Could Unity add in editor tips and hints on how best to write Burst code?

Arowx · Dec 16, 2018

CPUs have batch based SIMD instruction sets that can literally run multiple vector ops a cycle, and in theory the Burst compiler should be able to take advantage of these features.

The thing is as a programmer I don't have any idea of what Burst does or cannot do with the code I give it...

Therefore if the super clever Burst compiler gave me the programmer some hints or tips based on how well my code compiled or how it could be improved to take advantage of SIMD instruction sets and other optimizations then wouldn't that massively improve what ECS can do or I can do with ECS?

Burst is a black box technology to most of us, there will be a few clever programmers who dig into the code it generates and learn to tweak their code to get the best from it, but for the rest of us OK programmers some context relevant hints or tips in editor as feedback would be ideal.

Also as ECS is so complex would some ECS tips for common misconceptions/mistakes also be useful for getting people up to speed...

At least until you bring out the Visual ECS programming where we just present the problem we want ECS to solve in graphical form and you do the rest...

5argon · Dec 16, 2018

I would like to see some examples of convertible bad ECS code pattern, and what would be the tips given for that pattern.

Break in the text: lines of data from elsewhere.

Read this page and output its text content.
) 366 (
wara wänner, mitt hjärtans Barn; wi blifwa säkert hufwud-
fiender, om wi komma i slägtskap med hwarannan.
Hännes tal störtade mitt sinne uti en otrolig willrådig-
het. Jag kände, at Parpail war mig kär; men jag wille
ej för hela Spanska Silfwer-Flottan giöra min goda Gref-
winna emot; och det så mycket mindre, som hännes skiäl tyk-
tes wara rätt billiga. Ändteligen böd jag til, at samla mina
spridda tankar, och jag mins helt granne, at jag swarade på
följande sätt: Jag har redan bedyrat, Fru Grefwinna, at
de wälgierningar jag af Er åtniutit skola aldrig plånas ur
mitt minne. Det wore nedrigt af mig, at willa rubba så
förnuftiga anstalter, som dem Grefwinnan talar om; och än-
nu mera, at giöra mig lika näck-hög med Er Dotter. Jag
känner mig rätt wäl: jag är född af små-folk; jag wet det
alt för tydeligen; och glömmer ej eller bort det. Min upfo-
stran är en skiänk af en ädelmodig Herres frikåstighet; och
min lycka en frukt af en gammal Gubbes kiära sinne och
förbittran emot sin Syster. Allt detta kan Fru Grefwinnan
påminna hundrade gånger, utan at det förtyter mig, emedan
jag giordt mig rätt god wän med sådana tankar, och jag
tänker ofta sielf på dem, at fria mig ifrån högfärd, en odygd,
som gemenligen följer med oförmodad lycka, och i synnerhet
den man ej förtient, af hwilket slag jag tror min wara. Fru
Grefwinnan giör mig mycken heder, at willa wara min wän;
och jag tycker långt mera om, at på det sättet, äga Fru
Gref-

All I can think of are already in the form of library limitations that prevents you from going that way in the first place, like HPC# enforcement or aliasing prevention allowing good assembly to be made.

Then Burst can vectorize NativeArray iteration loop automatically, which basically SIMD the linear access for you. What other kind of automatic SIMD optimization would you like to have? Like if you have 3 floats adding with the same value and be given a tip to combine it into float3 in the first place? (It would be quite bizzarre if it tells me to change my data structure design)

Arowx · Dec 16, 2018

5argon said: ↑

I would like to see some examples of convertible bad ECS code pattern, and what would be the tips given for that pattern.

All I can think of are already in the form of library limitations that prevents you from going that way in the first place, like HPC# enforcement or aliasing prevention allowing good assembly to be made.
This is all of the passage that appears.